Music and Counterculture - Fruitfly - 06-23-2012 06:54 AM

This morning I came across a reference to "scene kids" and had to look up a definition/description to understand what this alleged counterculture was about. It seems the movement revolves around big, outlandish colored hair, extensive accessories, imitation bisexuality/homosexuality and pure "self-confidence." The key here is that one is a scene kid through the construction of appearance, often mined from former sub-cultures, and through a self-confidence that does not allow for introspection and self-critique. Everyone who fails to appreciate the scene kid is a "hater" who should be ignored.

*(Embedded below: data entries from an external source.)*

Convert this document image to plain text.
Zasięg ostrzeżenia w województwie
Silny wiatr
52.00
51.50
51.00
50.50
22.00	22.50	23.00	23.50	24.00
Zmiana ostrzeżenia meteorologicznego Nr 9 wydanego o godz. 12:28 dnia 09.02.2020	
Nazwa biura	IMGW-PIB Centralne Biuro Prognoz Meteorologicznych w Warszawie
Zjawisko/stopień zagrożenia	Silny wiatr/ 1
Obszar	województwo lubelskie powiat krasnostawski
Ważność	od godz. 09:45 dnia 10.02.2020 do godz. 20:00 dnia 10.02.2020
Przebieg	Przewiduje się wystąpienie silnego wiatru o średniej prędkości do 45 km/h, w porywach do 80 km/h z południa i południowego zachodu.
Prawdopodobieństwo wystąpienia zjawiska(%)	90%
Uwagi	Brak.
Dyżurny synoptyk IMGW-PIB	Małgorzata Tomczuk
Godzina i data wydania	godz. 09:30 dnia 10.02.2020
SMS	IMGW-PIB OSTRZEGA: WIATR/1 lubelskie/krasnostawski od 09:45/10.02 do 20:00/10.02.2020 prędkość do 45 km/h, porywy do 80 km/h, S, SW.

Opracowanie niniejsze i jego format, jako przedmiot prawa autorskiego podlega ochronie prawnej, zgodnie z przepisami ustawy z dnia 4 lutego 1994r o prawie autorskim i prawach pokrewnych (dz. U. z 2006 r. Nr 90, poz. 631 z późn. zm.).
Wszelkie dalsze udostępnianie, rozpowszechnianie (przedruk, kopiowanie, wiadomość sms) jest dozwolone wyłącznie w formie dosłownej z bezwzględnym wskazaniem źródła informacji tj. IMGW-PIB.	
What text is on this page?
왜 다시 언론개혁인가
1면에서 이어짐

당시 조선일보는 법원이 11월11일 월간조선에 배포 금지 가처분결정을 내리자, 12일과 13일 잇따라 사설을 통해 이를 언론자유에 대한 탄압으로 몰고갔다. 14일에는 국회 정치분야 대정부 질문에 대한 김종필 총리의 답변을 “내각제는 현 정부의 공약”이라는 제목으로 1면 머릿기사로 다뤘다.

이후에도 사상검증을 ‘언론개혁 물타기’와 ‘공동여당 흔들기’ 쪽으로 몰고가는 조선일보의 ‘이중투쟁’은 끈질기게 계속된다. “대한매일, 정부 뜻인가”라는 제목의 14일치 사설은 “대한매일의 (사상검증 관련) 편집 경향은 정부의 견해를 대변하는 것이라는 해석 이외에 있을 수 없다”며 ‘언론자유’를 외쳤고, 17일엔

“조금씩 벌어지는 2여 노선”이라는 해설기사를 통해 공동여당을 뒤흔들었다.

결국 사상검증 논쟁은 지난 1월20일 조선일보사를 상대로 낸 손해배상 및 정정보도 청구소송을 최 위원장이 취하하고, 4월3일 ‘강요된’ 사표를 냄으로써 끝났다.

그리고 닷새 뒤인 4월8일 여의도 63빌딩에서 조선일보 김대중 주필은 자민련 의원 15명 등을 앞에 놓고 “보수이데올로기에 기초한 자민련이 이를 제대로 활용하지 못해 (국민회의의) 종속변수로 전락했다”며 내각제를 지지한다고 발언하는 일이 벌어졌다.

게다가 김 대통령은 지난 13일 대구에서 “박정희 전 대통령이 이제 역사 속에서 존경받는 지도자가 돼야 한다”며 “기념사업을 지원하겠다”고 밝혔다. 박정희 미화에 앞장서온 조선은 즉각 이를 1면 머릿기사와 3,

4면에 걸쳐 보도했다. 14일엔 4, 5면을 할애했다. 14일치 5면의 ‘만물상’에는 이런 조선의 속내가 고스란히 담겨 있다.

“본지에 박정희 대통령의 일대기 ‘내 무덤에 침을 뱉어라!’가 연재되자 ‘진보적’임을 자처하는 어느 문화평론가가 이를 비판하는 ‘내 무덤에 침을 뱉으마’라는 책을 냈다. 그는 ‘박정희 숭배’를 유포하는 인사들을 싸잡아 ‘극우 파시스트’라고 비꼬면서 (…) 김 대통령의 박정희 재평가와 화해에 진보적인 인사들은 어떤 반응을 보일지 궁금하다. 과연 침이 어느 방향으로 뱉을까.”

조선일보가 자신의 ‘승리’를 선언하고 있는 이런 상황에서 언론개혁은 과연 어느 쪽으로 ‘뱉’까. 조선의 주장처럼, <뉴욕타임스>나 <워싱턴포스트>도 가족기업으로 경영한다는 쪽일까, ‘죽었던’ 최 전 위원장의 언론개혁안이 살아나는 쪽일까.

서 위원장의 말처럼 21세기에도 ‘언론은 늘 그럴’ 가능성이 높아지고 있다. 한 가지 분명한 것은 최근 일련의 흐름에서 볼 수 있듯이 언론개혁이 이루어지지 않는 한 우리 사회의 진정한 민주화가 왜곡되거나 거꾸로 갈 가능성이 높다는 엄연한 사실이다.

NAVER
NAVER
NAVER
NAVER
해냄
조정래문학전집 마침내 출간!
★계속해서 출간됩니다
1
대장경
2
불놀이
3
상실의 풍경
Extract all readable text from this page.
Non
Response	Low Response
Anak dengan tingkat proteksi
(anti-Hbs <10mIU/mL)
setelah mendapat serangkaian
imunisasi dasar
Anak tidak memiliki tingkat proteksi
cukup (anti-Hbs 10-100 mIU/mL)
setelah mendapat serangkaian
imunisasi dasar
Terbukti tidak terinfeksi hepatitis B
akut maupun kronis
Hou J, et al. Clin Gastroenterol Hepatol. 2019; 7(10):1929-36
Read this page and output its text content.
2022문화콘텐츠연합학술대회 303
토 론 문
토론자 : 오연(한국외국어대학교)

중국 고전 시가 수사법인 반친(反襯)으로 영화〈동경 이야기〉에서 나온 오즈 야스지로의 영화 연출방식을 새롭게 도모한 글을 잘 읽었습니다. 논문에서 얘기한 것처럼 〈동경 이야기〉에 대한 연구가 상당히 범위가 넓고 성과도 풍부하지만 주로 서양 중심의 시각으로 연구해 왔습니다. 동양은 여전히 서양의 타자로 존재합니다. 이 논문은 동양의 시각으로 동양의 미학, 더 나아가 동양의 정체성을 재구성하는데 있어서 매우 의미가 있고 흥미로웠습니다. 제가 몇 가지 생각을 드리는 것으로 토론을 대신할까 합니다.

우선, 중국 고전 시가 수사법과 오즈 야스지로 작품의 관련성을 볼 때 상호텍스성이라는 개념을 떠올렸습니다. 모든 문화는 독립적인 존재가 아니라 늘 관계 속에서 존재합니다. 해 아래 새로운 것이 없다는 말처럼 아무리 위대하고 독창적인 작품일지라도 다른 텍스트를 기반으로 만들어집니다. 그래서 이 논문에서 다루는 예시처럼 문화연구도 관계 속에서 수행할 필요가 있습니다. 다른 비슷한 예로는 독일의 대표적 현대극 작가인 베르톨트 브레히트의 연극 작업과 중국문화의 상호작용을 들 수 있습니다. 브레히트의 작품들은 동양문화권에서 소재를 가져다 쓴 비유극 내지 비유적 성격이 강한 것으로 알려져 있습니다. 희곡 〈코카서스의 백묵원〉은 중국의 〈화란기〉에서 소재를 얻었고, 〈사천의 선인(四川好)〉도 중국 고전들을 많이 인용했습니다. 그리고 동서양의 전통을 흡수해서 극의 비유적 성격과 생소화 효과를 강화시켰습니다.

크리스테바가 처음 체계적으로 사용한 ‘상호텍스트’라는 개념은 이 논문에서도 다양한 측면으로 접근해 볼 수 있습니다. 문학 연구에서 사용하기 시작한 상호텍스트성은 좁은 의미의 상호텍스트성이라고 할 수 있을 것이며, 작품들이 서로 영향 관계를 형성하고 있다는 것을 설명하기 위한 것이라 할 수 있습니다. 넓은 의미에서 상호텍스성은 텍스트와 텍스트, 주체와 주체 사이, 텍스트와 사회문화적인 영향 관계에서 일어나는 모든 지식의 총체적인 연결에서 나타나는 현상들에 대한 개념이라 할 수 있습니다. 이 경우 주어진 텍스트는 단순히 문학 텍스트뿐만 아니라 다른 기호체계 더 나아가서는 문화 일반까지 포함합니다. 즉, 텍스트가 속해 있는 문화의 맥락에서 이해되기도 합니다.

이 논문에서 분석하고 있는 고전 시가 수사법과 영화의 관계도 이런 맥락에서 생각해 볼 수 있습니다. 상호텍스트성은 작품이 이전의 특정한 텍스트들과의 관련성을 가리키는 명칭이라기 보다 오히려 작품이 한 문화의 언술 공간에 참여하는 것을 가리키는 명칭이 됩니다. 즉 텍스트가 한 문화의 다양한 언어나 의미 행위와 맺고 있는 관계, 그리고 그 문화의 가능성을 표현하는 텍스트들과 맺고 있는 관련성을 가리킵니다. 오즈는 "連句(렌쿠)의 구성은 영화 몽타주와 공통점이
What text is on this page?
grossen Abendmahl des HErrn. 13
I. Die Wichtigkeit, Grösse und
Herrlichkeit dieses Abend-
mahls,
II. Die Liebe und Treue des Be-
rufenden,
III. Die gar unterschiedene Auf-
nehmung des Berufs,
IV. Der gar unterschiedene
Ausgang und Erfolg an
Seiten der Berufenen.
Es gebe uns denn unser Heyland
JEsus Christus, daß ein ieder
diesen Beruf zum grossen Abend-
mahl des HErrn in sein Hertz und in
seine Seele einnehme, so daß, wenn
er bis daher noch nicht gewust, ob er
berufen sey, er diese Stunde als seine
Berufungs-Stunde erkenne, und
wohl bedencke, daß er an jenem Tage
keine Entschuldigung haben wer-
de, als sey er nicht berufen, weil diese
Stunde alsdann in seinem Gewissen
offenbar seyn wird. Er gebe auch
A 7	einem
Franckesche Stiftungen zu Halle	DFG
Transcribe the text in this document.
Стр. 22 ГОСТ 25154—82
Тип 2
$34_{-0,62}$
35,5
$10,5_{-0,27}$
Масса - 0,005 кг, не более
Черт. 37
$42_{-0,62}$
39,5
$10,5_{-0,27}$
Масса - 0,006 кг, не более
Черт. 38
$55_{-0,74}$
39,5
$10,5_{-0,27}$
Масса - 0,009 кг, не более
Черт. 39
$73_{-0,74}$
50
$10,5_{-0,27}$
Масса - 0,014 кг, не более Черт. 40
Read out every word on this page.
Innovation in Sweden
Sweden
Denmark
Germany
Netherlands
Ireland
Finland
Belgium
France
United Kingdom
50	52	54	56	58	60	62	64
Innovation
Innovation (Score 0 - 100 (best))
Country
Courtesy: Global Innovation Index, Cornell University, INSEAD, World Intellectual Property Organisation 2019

In these ways the "scene" is more ridiculous than it's counterpart, Emo, and the subcultures that came before it, because it involves the fetishization of objects and appearance and a similacrum pulled from previous cultures without an adhering philosophy or set of principles to ground it. Furthermore, unlike Emo that inscribes introspection, it does not allow for the possibility of critique of either the self or society, making it ineffectual as a potential locus of change. As a result, "Scene" is the appearance of Capitalism in a countercultural form, one that differs only through a transgression of social normativity, albeit in a non-meaningful way.

Both the hippie movement and the gothic movement were responses to and a critique of the political and social conditions of their time. The hippie movement grounded in such bands as The Beatles was political response to the Vietnam war and mysogyny; the idea of an all-inclusive love was the solution to governmental and cultural manifestations of hate and oppression. In the same way, 80's goth was a reaction to the end of the cold-war and to the advent of AIDS, with fear being a founding principle. The question of national meaning and individual meaning was reflected in literary and existential thought, and goths took up Sartre, Camus and Salinger and bands like The Cure. The result was a period of artistic flourish, as art was the only thing that could resonate and articulate the mindset where government and science failed.

TBC - gotta work. (-;


RE: Music and Counterculture - mirandagirl - 06-25-2012 08:25 PM

My brother and his friends are probably considered scene kids.